Patient-Centered Governance for Healthcare AI: The True Lifecycle Approach and the GCC Model for Global Standards
A “True Lifecycle Approach” integrates patient rights and healthcare law into every stage of AI development and use. GCC examples show how ongoing oversight ensures ethical, safe healthcare AI.

A “True Lifecycle Approach” for Governing Healthcare AI: Lessons from the GCC
Artificial intelligence (AI) is becoming an essential tool in healthcare, but current governance frameworks often fall short in protecting patients. This article presents a “True Lifecycle Approach” (TLA) to healthcare AI governance. Unlike existing models that focus mostly on technical risk and regulatory compliance, the TLA embeds core healthcare law principles—such as informed consent, liability, and patient rights—through every stage of AI’s development, approval, and use.
Why Current AI Governance in Healthcare Misses the Mark
Healthcare operates under strict legal and ethical standards designed to protect patients. These include confidentiality of medical data, informed consent, and the medical standard of care. However, many AI governance frameworks prioritize risk assessments and technical transparency without fully integrating these healthcare-specific safeguards. For example, an AI diagnostic tool might comply with regulations like the European Union’s AI Act but still conflict with established medical practices, potentially putting patients at risk without clear paths for recourse.
This gap creates challenges in accountability and trust. Patients need assurance that AI systems are developed with their safety and rights as a priority—not just technical compliance.
The Case for a True Lifecycle Approach
The TLA proposes embedding legal and ethical considerations into all phases of healthcare AI:
- Research and Development: Setting guidelines to ensure AI is designed with patient safety in mind from the outset.
- Market Approval: Integrating healthcare law principles in regulatory approvals beyond just device safety.
- Post-Implementation Governance: Ongoing oversight that ensures accountability, transparency, and respect for patient rights during AI use in healthcare.
This patient-centric approach treats patients as active stakeholders rather than passive recipients. It focuses on transparency, informed consent, and equitable care throughout the AI’s lifecycle.
Research and Development: Building on Strong Foundations
The earliest phase of AI development is critical for embedding healthcare values. For instance, between 2021 and 2024, a multidisciplinary team in Qatar developed Research Guidelines for Healthcare AI Development. These non-binding guidelines encourage best practices tailored to local healthcare contexts, including patient safety and ethical considerations.
The project also proposed a certification process for researchers who follow these guidelines, aiming to build trust among stakeholders that the AI systems meet essential standards before reaching patients.
Approval Stage: Beyond Device Safety
Once AI systems complete development and validation, they often require regulatory approval, especially if used for diagnosis or treatment decisions. However, many AI applications, such as administrative tools for scheduling or triage, fall outside traditional medical device regulations.
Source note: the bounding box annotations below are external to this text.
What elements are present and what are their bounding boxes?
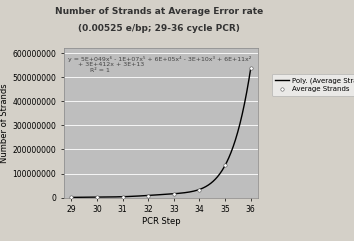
Line: Poly. (Average Strands): Poly. (Average Strands) xyxy=(72,68,251,197)
Y-axis label: Number of Strands: Number of Strands xyxy=(0,83,10,163)
Poly. (Average Strands) xyxy=(128,195,132,198)
Poly. (Average Strands) xyxy=(140,194,144,197)
Poly. (Average Strands) xyxy=(249,67,253,70)
Average Strands xyxy=(94,195,100,199)
Poly. (Average Strands) xyxy=(200,187,204,190)
Text: Number of Strands at Average Error rate: Number of Strands at Average Error rate xyxy=(55,7,263,16)
Average Strands xyxy=(222,163,228,167)
Legend: Poly. (Average Strands), Average Strands: Poly. (Average Strands), Average Strands xyxy=(272,74,354,96)
X-axis label: PCR Step: PCR Step xyxy=(142,217,181,226)
Average Strands xyxy=(120,195,125,199)
Average Strands xyxy=(197,187,202,191)
Poly. (Average Strands) xyxy=(182,191,186,194)
Poly. (Average Strands) xyxy=(199,187,203,190)
Text: (0.00525 e/bp; 29-36 cycle PCR): (0.00525 e/bp; 29-36 cycle PCR) xyxy=(78,24,240,33)
Text: y = 5E+049x⁶ - 1E+07x⁵ + 6E+05x⁴ - 3E+10x³ + 6E+11x²
     + 3E+412x + 3E+13
    : y = 5E+049x⁶ - 1E+07x⁵ + 6E+05x⁴ - 3E+10… xyxy=(68,56,251,73)
Average Strands xyxy=(145,194,151,198)
Average Strands xyxy=(69,195,74,199)
Average Strands xyxy=(248,66,253,70)
Average Strands xyxy=(171,192,177,195)
Poly. (Average Strands) xyxy=(91,196,95,199)
Poly. (Average Strands) xyxy=(69,196,74,199)
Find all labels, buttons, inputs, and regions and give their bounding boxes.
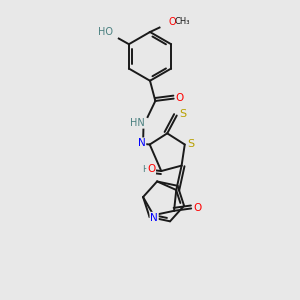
Text: N: N bbox=[150, 213, 158, 223]
Text: O: O bbox=[168, 17, 176, 27]
Text: HO: HO bbox=[98, 27, 113, 37]
Text: O: O bbox=[176, 93, 184, 103]
Text: S: S bbox=[179, 109, 186, 119]
Text: O: O bbox=[193, 203, 201, 213]
Text: S: S bbox=[188, 139, 195, 149]
Text: H: H bbox=[142, 165, 149, 174]
Text: CH₃: CH₃ bbox=[175, 17, 190, 26]
Text: N: N bbox=[138, 138, 146, 148]
Text: HN: HN bbox=[130, 118, 145, 128]
Text: O: O bbox=[147, 164, 155, 174]
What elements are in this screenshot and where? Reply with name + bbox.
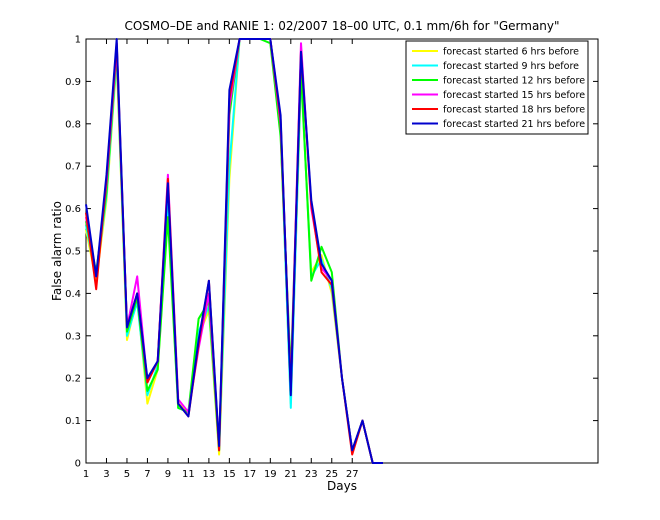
y-tick-label: 0.3: [65, 331, 81, 342]
legend-label-2: forecast started 9 hrs before: [443, 61, 579, 72]
x-tick-label: 1: [83, 469, 89, 480]
y-tick-label: 0.9: [65, 77, 81, 88]
x-tick-label: 9: [165, 469, 171, 480]
x-axis-label: Days: [327, 479, 357, 493]
legend-label-1: forecast started 6 hrs before: [443, 47, 579, 58]
chart-title: COSMO–DE and RANIE 1: 02/2007 18–00 UTC,…: [124, 19, 559, 33]
x-tick-label: 11: [182, 469, 195, 480]
y-tick-label: 0.1: [65, 416, 81, 427]
x-tick-label: 15: [223, 469, 236, 480]
x-tick-label: 21: [284, 469, 297, 480]
y-tick-label: 1: [75, 35, 81, 46]
x-tick-label: 3: [103, 469, 109, 480]
legend-label-6: forecast started 21 hrs before: [443, 119, 585, 130]
y-tick-label: 0.8: [65, 119, 81, 130]
x-tick-label: 5: [124, 469, 130, 480]
y-tick-label: 0: [75, 459, 81, 470]
legend-label-4: forecast started 15 hrs before: [443, 90, 585, 101]
y-tick-label: 0.7: [65, 162, 81, 173]
x-tick-label: 23: [305, 469, 318, 480]
series-line-6: [85, 38, 383, 464]
y-tick-label: 0.6: [65, 204, 81, 215]
legend-box: [405, 40, 589, 135]
legend-label-5: forecast started 18 hrs before: [443, 105, 585, 116]
x-tick-label: 13: [203, 469, 216, 480]
y-tick-label: 0.4: [65, 289, 81, 300]
x-tick-label: 7: [144, 469, 150, 480]
x-tick-label: 17: [243, 469, 256, 480]
x-tick-label: 25: [325, 469, 338, 480]
x-tick-label: 19: [264, 469, 277, 480]
y-axis-label: False alarm ratio: [50, 201, 64, 301]
legend-label-3: forecast started 12 hrs before: [443, 76, 585, 87]
y-tick-label: 0.2: [65, 374, 81, 385]
y-tick-label: 0.5: [65, 247, 81, 258]
x-tick-label: 27: [346, 469, 359, 480]
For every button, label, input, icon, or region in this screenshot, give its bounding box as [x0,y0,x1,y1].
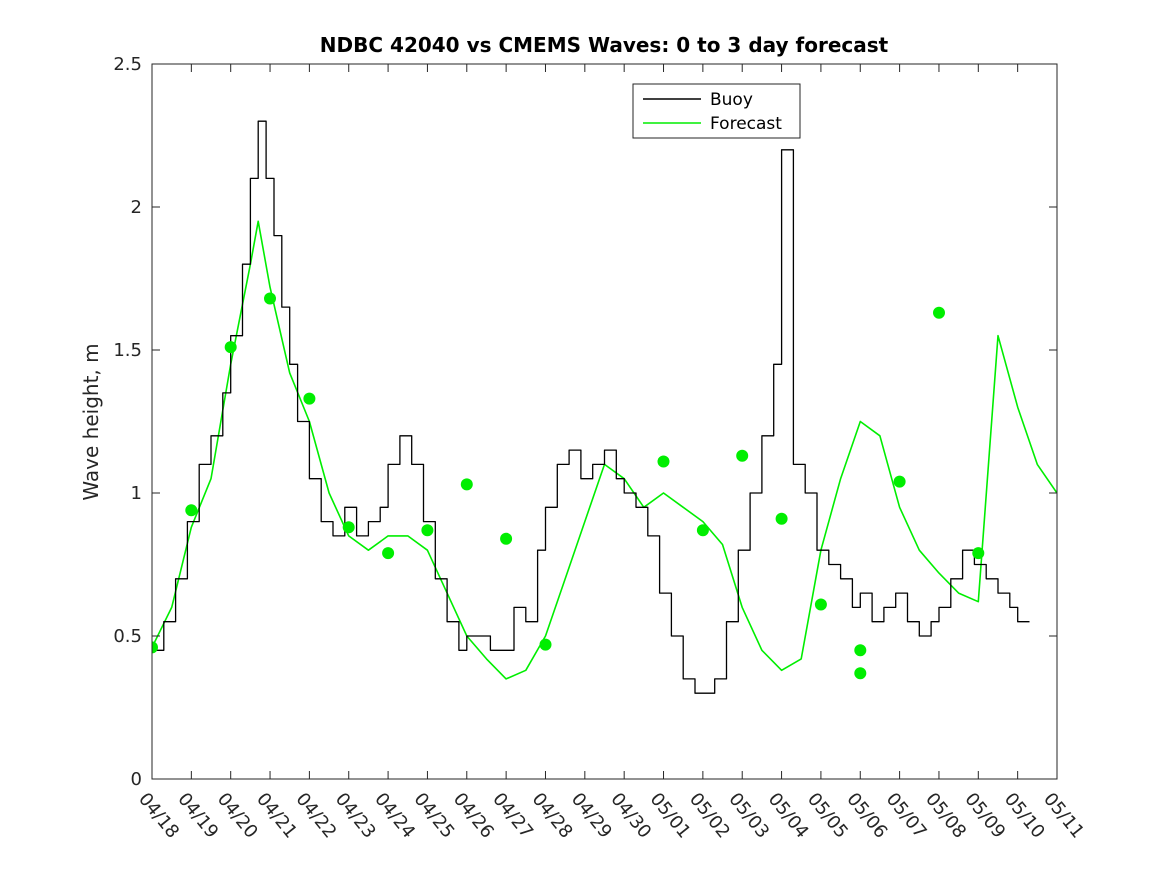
y-tick-label: 1.5 [113,340,142,361]
x-tick-label: 04/22 [292,789,341,843]
forecast-marker-point [421,524,434,537]
forecast-marker-point [933,306,945,319]
forecast-marker-point [854,644,867,657]
y-tick-label: 1 [131,483,142,504]
series-line-buoy [152,120,1030,694]
x-tick-label: 05/06 [842,789,891,843]
x-tick-label: 05/10 [1000,789,1049,843]
x-tick-label: 04/19 [173,789,222,843]
x-tick-label: 05/04 [764,789,813,843]
x-tick-label: 04/25 [410,789,459,843]
x-tick-label: 04/18 [134,789,183,843]
forecast-marker-point [854,667,867,680]
x-tick-label: 05/08 [921,789,970,843]
y-tick-label: 0.5 [113,626,142,647]
x-tick-label: 05/02 [685,789,734,843]
legend: Buoy Forecast [632,83,801,139]
x-tick-label: 04/30 [606,789,655,843]
x-tick-label: 05/11 [1039,789,1088,843]
x-tick-label: 04/21 [252,789,301,843]
forecast-marker-point [303,392,316,405]
y-tick-label: 2.5 [113,54,142,75]
forecast-marker-point [736,449,749,462]
y-tick-label: 2 [131,197,142,218]
forecast-marker-point [972,547,985,560]
forecast-marker-point [500,532,513,545]
y-axis-label: Wave height, m [79,343,103,500]
forecast-marker-point [460,478,473,491]
x-tick-label: 05/07 [882,789,931,843]
axes: 00.511.522.504/1804/1904/2004/2104/2204/… [113,54,1088,842]
forecast-marker-point [814,598,827,611]
x-tick-label: 05/09 [960,789,1009,843]
forecast-marker-point [382,547,395,560]
forecast-marker-point [657,455,670,468]
x-tick-label: 04/24 [370,789,419,843]
forecast-marker-point [152,641,158,654]
forecast-marker-point [342,521,355,534]
y-tick-label: 0 [131,769,142,790]
legend-box [632,83,801,139]
forecast-marker-point [775,512,788,525]
x-tick-label: 04/27 [488,789,537,843]
axes-box [151,63,1058,780]
x-tick-label: 04/26 [449,789,498,843]
legend-entry-forecast: Forecast [710,114,782,134]
chart-title: NDBC 42040 vs CMEMS Waves: 0 to 3 day fo… [320,33,889,57]
x-tick-label: 05/01 [646,789,695,843]
data-layer [152,120,1057,694]
x-tick-label: 05/03 [724,789,773,843]
forecast-marker-point [539,638,552,651]
series-line-forecast [152,220,1057,680]
forecast-marker-point [224,341,237,354]
x-tick-label: 05/05 [803,789,852,843]
forecast-marker-point [893,475,906,488]
x-tick-label: 04/23 [331,789,380,843]
x-tick-label: 04/29 [567,789,616,843]
x-tick-label: 04/20 [213,789,262,843]
x-tick-label: 04/28 [528,789,577,843]
plot-area [152,120,1057,694]
forecast-marker-point [264,292,276,305]
forecast-marker-point [185,504,198,517]
legend-entry-buoy: Buoy [710,90,753,110]
forecast-marker-point [696,524,709,537]
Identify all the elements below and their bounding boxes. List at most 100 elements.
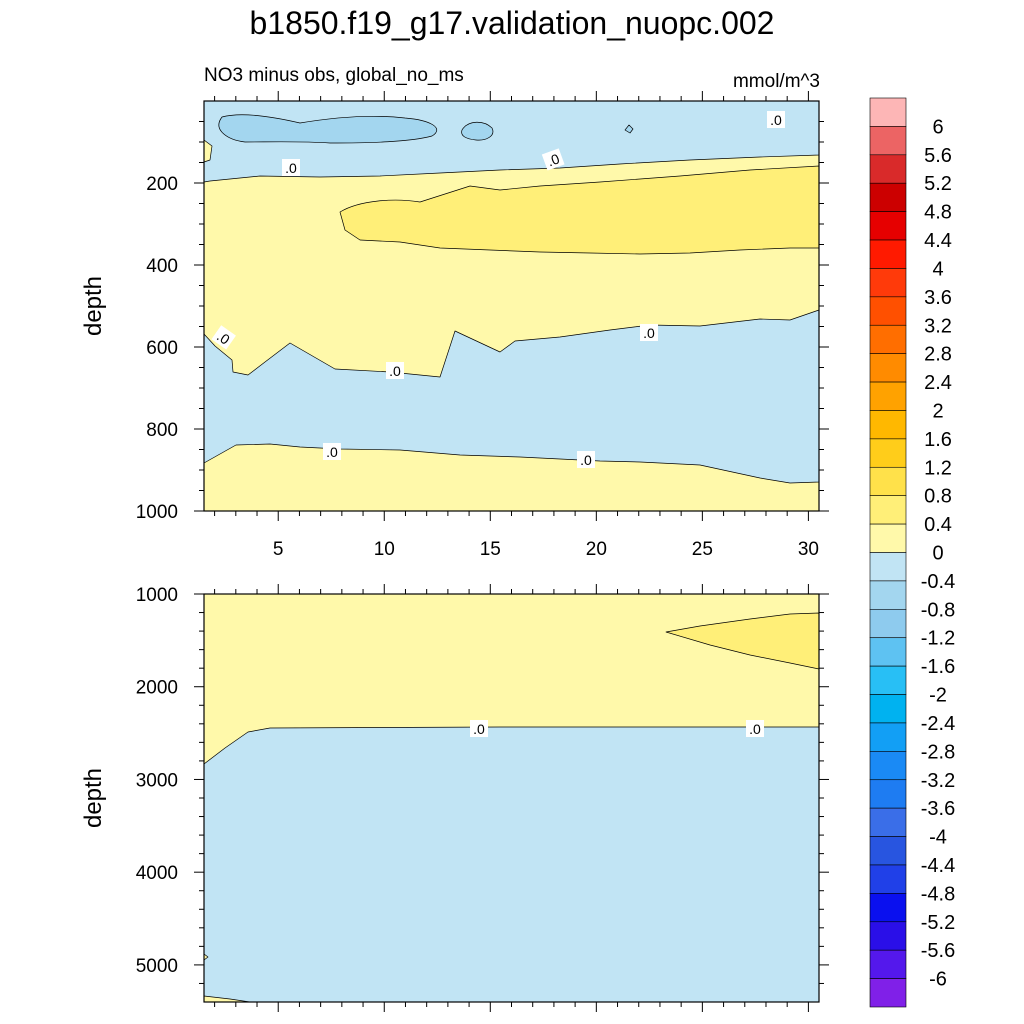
colorbar-box [869,495,907,525]
colorbar-box [869,182,907,212]
colorbar-label: -4 [929,827,947,849]
upper-field [203,100,820,511]
upper-y-tick-labels: 200 400 600 800 1000 [136,174,178,523]
colorbar-label: 6 [932,116,943,138]
upper-x-tick-label: 30 [798,539,819,560]
colorbar-box [869,779,907,809]
upper-x-tick-label: 15 [480,539,501,560]
colorbar-label: 0 [932,543,943,565]
colorbar-box [869,722,907,752]
colorbar-label: 1.6 [924,429,952,451]
colorbar-box [869,921,907,951]
colorbar-box [869,836,907,866]
colorbar-label: -2.8 [921,741,955,763]
colorbar-box [869,438,907,468]
colorbar-box [869,552,907,582]
colorbar-label: 5.2 [924,173,952,195]
colorbar-box [869,978,907,1008]
colorbar-box [869,665,907,695]
upper-x-tick-label: 20 [586,539,607,560]
colorbar-box [869,864,907,894]
colorbar-label: 1.2 [924,457,952,479]
svg-text:.0: .0 [749,721,761,737]
svg-text:.0: .0 [389,363,401,379]
colorbar-box [869,694,907,724]
colorbar-box [869,893,907,923]
colorbar-label: -5.6 [921,940,955,962]
upper-contour-label-3: .0 [767,111,785,128]
lower-field [203,593,820,1003]
colorbar-label: -3.6 [921,798,955,820]
lower-contour-label-2: .0 [746,720,764,737]
upper-mid-negative-region [203,309,820,484]
upper-contour-label-6: .0 [640,324,658,341]
colorbar-label: -2 [929,685,947,707]
colorbar-box [869,239,907,269]
svg-text:.0: .0 [473,721,485,737]
lower-contour-labels: .0 .0 [470,720,764,737]
colorbar-box [869,637,907,667]
upper-ylabel: depth [80,276,107,336]
colorbar-box [869,268,907,298]
upper-contour-label-1: .0 [282,159,300,176]
colorbar: 6 5.6 5.2 4.8 4.4 4 3.6 3.2 2.8 2.4 2 1.6 1.2 0.8 0.4 0… [869,97,955,1008]
upper-y-tick-label: 400 [146,256,178,277]
colorbar-label: -1.2 [921,628,955,650]
svg-text:.0: .0 [580,452,592,468]
colorbar-box [869,609,907,639]
lower-panel: depth .0 .0 1000 2000 3000 4000 5000 [80,584,829,1012]
upper-negative-spot-a [461,121,494,141]
upper-contour-labels: .0 .0 .0 .0 .0 .0 .0 .0 [211,111,785,468]
upper-contour-label-8: .0 [577,451,595,468]
lower-y-tick-labels: 1000 2000 3000 4000 5000 [136,585,178,977]
upper-shallow-strong-negative-region [218,114,438,144]
colorbar-label: -0.4 [921,571,955,593]
colorbar-box [869,211,907,241]
colorbar-box [869,324,907,354]
colorbar-label: -3.2 [921,770,955,792]
upper-y-tick-label: 600 [146,338,178,359]
colorbar-box [869,154,907,184]
colorbar-label: -2.4 [921,713,955,735]
colorbar-label: 3.2 [924,315,952,337]
upper-contour-label-2: .0 [541,148,565,171]
colorbar-label: 4.8 [924,202,952,224]
upper-axis-ticks [194,91,829,521]
upper-core-positive-region [339,165,820,255]
upper-x-tick-label: 10 [374,539,395,560]
colorbar-box [869,381,907,411]
colorbar-labels: 6 5.6 5.2 4.8 4.4 4 3.6 3.2 2.8 2.4 2 1.6 1.2 0.8 0.4 0… [921,116,955,990]
upper-x-tick-label: 25 [692,539,713,560]
upper-left-label: NO3 minus obs, global_no_ms [204,65,464,86]
svg-text:.0: .0 [326,444,338,460]
colorbar-box [869,97,907,127]
upper-contour-label-7: .0 [323,443,341,460]
lower-ylabel: depth [80,768,107,828]
upper-contour-label-5: .0 [386,362,404,379]
colorbar-box [869,126,907,156]
colorbar-label: 2.8 [924,344,952,366]
svg-text:.0: .0 [545,150,562,169]
colorbar-box [869,296,907,326]
svg-text:.0: .0 [770,112,782,128]
colorbar-box [869,523,907,553]
colorbar-label: -6 [929,969,947,991]
colorbar-box [869,751,907,781]
colorbar-box [869,580,907,610]
colorbar-label: -1.6 [921,656,955,678]
upper-negative-spot-b [624,124,634,134]
colorbar-label: -4.4 [921,855,955,877]
lower-y-tick-label: 2000 [136,678,178,699]
upper-x-tick-label: 5 [273,539,284,560]
colorbar-label: 4 [932,258,943,280]
colorbar-box [869,466,907,496]
colorbar-label: 3.6 [924,287,952,309]
colorbar-label: 2.4 [924,372,952,394]
lower-y-tick-label: 5000 [136,956,178,977]
colorbar-box [869,949,907,979]
colorbar-label: 0.8 [924,486,952,508]
upper-y-tick-label: 800 [146,420,178,441]
colorbar-label: -0.8 [921,599,955,621]
upper-x-tick-labels: 5 10 15 20 25 30 [273,539,819,560]
colorbar-label: 4.4 [924,230,952,252]
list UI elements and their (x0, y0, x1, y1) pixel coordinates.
Guidelines like those from Qatar help fill this regulatory gap by ensuring all healthcare AI applications adhere to principles of fairness, accountability, and transparency. This includes documenting intended uses, limitations, and compliance with data protection laws.
Post-Implementation Governance: Ensuring Accountability in Practice
After deployment, continuous governance is essential. The Gulf Cooperation Council (GCC) countries offer practical models here. For example, Abu Dhabi and Dubai have implemented binding policies that complement earlier governance stages.
Centralized governance structures in the GCC, like Qatar’s Ministry of Communications and Information Technology and Saudi Arabia’s Data and AI Authority (SDAIA), facilitate oversight of AI’s ongoing use in healthcare. These frameworks aim to maintain patient safety, monitor performance, and uphold medical ethics throughout AI’s operational life.
Conclusion: A Patient-Centered Model for Healthcare AI
Current AI governance often overlooks crucial legal and ethical protections that healthcare demands. The True Lifecycle Approach addresses this by weaving patient rights and medical law into every stage of AI’s journey—from research to market approval and post-implementation oversight.
Examples from the GCC demonstrate how such an approach can work in practice, offering a more comprehensive, transparent, and accountable model. For healthcare professionals and policymakers, adopting a lifecycle mindset ensures AI serves patients effectively and ethically, building trust and safeguarding wellbeing.